How do you argue for the preference of ragged-right over justified alignment in print? Searching the web, I soon came across pages which mentioned research, but it was harder to actually find it.

  • The National Center on Educational Outcomes put out the NCEO Technical Report 37 which summarizes several arguments and references on the topic in “Table 3. Characteristics of Legible Type”, see the entry on “Justification”. Among them are:
    • Margaret Gregory’s and E. C. Poulton’s article “Even versus Uneven Right-hand Margins and the Rate of Comprehension in Reading”, Ergonomics, Volume 13, Issue 4, July 1970, pages 427-434. From the abstract: “… made no difference for good readers, but for the poorer readers the justified style resulted in a significantly worse performance.”
    • Steven Muncer, et al’s article “Right is Wrong: an examination of the effect of right justification on reading”, British Journal of Educational Technology, Volume 17, Issue 1, January 1986, pages 5-10. From the abstract: “… with reading material presented in right-justified format and in ‘ragged’ uneven line format, subjects performed significantly worse on right-justified material.”
    • David R. Thompson’s paper “Reading Print Media: The Effects of Justification and Column Rule on Memory”, paper presented at the Southwest Symposium, Southwest Education Council for Journalism and Mass Communication (Corpus Christi, TX, October 6-7, 1991).
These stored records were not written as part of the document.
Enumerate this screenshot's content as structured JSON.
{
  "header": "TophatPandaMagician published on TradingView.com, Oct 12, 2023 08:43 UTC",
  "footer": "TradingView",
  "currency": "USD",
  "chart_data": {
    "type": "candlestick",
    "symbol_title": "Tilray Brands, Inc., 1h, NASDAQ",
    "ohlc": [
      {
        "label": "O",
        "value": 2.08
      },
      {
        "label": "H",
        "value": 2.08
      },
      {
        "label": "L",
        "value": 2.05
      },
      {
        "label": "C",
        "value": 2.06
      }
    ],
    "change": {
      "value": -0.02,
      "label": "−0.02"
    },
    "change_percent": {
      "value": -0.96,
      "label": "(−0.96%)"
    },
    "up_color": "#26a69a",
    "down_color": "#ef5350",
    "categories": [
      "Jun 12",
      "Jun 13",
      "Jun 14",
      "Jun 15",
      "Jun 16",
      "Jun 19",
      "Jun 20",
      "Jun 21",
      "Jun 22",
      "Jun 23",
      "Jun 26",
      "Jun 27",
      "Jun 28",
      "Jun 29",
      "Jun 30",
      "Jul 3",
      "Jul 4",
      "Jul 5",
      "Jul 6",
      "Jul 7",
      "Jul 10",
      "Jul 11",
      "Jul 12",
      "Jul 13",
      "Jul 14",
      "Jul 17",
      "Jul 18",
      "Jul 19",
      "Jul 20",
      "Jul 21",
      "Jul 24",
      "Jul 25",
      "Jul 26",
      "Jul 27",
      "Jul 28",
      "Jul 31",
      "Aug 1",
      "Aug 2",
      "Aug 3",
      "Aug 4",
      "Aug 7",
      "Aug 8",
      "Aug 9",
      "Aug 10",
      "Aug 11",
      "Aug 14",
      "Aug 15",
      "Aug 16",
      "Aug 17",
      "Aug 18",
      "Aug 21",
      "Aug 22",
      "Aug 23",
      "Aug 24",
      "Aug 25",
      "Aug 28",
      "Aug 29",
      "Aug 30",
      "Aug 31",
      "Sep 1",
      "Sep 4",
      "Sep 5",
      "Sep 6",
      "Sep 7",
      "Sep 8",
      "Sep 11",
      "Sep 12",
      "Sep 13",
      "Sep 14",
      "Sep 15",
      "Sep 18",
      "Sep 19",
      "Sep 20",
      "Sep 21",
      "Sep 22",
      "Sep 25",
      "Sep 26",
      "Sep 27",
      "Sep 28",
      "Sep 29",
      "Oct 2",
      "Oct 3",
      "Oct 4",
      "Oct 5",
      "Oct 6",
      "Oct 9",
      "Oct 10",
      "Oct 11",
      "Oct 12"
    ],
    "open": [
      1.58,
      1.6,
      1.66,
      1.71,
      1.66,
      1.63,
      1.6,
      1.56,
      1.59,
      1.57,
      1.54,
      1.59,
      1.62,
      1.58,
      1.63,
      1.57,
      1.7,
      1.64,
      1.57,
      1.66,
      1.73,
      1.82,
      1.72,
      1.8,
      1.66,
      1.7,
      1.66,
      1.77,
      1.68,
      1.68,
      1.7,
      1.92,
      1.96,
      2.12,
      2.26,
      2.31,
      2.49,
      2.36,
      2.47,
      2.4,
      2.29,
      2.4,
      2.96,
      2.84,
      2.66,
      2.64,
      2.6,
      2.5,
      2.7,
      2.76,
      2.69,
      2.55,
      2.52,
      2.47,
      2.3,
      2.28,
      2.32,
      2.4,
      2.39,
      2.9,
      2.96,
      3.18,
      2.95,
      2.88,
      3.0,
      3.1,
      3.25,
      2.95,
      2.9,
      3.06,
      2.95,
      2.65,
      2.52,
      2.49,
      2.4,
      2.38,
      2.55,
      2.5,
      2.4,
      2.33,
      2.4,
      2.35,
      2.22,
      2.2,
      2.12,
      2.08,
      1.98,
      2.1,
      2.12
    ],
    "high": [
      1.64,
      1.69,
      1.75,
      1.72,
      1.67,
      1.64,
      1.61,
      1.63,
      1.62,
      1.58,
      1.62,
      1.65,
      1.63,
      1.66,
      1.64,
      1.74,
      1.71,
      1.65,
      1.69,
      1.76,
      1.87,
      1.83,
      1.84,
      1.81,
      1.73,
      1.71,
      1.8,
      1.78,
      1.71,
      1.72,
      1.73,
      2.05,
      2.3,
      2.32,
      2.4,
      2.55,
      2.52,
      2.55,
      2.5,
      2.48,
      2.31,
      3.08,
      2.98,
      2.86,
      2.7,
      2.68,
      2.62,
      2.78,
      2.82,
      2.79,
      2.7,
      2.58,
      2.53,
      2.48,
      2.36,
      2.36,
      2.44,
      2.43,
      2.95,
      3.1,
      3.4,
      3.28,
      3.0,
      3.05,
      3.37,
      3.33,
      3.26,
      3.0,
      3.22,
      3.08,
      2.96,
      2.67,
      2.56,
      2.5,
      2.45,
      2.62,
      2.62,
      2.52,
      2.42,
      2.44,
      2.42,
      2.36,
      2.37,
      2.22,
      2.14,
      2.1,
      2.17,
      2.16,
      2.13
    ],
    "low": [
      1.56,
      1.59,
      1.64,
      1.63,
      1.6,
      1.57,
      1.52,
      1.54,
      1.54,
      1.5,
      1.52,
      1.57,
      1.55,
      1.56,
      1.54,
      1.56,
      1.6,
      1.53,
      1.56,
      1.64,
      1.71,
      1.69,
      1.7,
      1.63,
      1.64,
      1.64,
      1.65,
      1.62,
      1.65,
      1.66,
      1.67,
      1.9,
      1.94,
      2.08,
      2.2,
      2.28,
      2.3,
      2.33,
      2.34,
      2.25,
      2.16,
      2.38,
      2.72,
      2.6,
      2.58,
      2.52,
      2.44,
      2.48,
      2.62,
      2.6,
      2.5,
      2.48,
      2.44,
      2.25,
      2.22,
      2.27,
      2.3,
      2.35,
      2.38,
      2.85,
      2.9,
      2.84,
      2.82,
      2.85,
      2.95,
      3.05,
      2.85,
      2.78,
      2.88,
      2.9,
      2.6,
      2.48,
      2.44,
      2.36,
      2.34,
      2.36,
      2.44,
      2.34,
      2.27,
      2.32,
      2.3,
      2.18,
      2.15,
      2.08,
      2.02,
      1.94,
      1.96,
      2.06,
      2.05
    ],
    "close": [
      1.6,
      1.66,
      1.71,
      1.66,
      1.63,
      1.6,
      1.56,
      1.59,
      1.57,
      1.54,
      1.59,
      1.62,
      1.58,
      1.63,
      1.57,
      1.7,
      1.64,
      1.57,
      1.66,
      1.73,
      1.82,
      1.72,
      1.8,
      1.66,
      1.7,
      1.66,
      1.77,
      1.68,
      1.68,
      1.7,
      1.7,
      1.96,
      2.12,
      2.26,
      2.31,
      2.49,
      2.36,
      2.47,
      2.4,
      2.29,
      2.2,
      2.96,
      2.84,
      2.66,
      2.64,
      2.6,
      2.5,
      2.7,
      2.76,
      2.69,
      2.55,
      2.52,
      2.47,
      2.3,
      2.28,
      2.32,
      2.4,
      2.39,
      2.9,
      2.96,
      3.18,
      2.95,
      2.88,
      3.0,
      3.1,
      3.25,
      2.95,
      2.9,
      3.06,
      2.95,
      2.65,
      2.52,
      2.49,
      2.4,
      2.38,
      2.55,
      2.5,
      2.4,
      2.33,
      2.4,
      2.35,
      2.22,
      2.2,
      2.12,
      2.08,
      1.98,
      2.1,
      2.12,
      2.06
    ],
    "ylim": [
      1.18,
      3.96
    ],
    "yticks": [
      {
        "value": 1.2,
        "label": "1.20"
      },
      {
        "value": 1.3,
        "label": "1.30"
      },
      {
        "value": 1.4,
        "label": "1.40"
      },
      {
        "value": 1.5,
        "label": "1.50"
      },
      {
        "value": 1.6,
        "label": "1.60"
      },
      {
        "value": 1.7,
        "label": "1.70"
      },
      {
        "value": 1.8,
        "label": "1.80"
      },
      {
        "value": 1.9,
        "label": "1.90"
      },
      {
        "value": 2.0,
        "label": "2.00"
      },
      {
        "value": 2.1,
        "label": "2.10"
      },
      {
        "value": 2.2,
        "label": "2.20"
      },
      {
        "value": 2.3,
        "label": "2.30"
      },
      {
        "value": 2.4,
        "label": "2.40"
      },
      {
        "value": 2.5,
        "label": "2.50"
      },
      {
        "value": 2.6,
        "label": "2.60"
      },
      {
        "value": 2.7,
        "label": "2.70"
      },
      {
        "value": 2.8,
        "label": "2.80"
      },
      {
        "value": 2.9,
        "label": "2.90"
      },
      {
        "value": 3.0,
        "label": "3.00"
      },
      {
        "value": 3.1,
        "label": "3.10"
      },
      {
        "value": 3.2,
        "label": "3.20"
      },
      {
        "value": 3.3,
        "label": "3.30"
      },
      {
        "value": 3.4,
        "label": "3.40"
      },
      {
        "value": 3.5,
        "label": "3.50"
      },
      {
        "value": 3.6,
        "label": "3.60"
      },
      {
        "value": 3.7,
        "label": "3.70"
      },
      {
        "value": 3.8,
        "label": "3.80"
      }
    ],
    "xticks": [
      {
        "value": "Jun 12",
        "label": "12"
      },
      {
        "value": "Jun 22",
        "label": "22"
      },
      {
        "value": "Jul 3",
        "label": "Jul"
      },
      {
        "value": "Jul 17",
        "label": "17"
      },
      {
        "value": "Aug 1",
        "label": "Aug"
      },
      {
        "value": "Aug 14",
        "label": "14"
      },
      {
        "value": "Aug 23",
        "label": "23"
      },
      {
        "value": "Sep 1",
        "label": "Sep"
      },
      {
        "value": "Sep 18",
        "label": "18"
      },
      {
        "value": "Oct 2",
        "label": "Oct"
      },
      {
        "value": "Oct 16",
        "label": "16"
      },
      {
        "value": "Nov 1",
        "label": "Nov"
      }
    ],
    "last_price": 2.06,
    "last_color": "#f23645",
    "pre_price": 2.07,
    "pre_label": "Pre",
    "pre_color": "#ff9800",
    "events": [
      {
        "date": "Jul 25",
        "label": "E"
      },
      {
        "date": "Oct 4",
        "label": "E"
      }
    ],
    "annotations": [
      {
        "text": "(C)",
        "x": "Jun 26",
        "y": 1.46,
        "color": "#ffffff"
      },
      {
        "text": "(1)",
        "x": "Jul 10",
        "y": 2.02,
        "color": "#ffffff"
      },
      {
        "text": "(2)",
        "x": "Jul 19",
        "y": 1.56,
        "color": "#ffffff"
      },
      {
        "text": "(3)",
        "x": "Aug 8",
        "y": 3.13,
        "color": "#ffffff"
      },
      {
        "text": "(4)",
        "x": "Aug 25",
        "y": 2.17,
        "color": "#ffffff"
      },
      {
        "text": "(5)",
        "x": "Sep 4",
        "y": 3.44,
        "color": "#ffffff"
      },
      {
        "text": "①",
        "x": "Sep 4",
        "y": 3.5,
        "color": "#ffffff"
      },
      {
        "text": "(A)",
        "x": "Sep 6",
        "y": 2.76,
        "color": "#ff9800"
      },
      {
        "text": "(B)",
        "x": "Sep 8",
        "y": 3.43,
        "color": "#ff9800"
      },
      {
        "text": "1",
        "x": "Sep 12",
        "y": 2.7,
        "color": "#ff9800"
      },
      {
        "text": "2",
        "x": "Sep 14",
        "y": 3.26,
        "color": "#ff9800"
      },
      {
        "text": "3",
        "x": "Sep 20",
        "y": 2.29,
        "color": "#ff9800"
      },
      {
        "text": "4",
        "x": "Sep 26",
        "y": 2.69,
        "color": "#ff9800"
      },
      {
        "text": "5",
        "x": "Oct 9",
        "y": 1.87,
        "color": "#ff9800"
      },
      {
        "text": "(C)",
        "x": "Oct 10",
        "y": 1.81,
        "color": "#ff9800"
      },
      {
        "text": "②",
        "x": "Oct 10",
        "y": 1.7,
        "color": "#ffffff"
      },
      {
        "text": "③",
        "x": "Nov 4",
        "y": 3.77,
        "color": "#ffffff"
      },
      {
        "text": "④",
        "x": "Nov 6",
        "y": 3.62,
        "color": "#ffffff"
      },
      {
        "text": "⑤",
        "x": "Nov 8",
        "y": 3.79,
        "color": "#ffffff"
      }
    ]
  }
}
From the abstract: “… best score for recall was recorded in the flush left/jagged right.”
  • The UK government agency RNIB’s “Clear print guidelines” on designing printed information that is accessible to people with sight problems: “… avoid justified text as the uneven word spacing can make reading more difficult.”
  • The SEC’s “Plain English Handbook: How to create clear SEC disclosure documents” (PDF), see p. 50: “… spacing between words fluctuates from line to line, causing the eye to stop and constantly readjust.”
  • … and a thoughtful blog post by Ken Adams with an argument by Ellen Lupton, curator of contemporary design at Cooper-Hewitt National Design Museum, and author of “Thinking with Type: A Critical Guide for Designers, Writers, Editors, & Students”: “… subtle word-spacing and letter-spacing algorithms are needed to make justified text look ‘good’.”

Now I’ve found more arguments:

Karen Schriver’s book Dynamics in Document Design of 1997 is both comprehensive and excellent in explaining the motivation, the tools and the history of good document design. Be warned, however, that it deals almost exclusively with printed document design. Online design is the afterthought that takes up Appendix C, pages 506-517. (That detail right there tells you pretty much what kind of a book it is… 🙂 )

Schriver essentially argues that ragged-right vs. justified is the wrong question – imposed on us by software options, I want to add. According to Schriver, the real issue is word spacing.

Regular word spacing makes for faster reading and more accurate comprehension, in both ragged-right and justified text. Much of the software we use for writing gets word spacing in ragged-right alignment reasonably right without too much trouble. The problem with justified text is that it requires a sophisticated balance of letterspacing, word spacing and word hyphenation which much software apparently doesn’t get right automatically. Instead, it…

…creates a disturbing visual illusion known as “rivers” – paths running vertically through the text that connect the blank spaces between words on adjacent lines. (p. 270)

Here’s an illustration of rivers, from the Wikipedia article on Sentence spacing:

An example of the "river" effect in justified text

So, the bottom line is: If you have rivers in your text, consider ragged-right alignment to do your readers a favor – or invest extra time in spacing your lines nicely.